Additional observations indicate that the space rock is actually shaped more like two lumpy pancakes stuck together, rather than two snowballs. That might change scientists’ understanding of Ultima Thule’s gravitational field “a little bit,” Keane says. He and colleagues are working on a study to figure out what those changes could be.

Growth spurt

Tweaking tobacco plants’ genetic instructions boosted the efficiency of photorespiration. The modified plants grew roughly 40 percent bigger than plants that had not been genetically altered, Maria Temming reported in “A new way to genetically tweak photosynthesis boosts plant growth ” (SN: 2/2/19, p. 6).

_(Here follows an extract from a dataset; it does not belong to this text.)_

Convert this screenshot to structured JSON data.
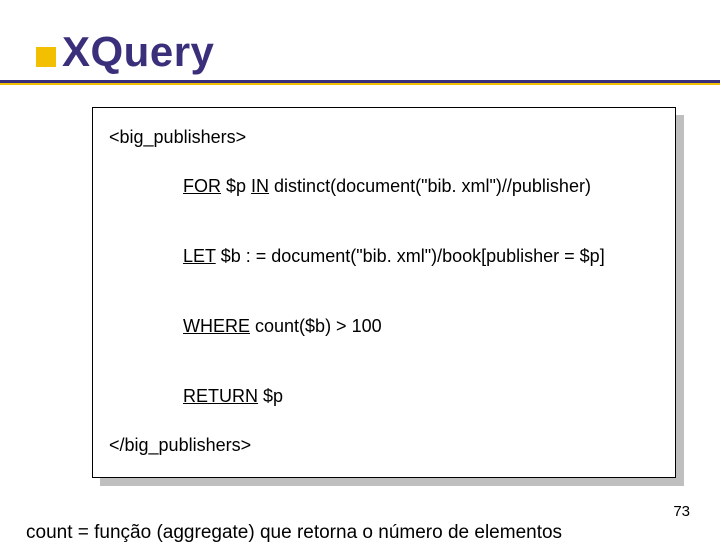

Online reader Alice Friedemann asked if engineered plants would require more water than normal plants.

Generally, larger plants require more water than smaller plants, says Paul South, a molecular biologist with the U.S. Department of Agriculture in Urbana, Ill. These engineered plants “use the same amount of water per a given area or size, but since they are bigger they would use more water” than nonengineered plants, he says.

Deflating vitamin D supplements

Vitamin D supplements may have fewer health benefits than expected, Laura Beil reported in “Vitamin D supplements aren’t living up to their hype ” (SN: 2/2/19, p. 16).

Reader Sandra Mack thought that sunlight may deliver the health benefits that researchers were expecting from vitamin D supplements.

Both sunlight and supplements can make up for deficiencies, Beil says. But supplements are used in studies because they safely deliver vitamin D at higher levels. “Researchers still haven’t determined whether sunlight can safely deliver high amounts of vitamin D,” she says.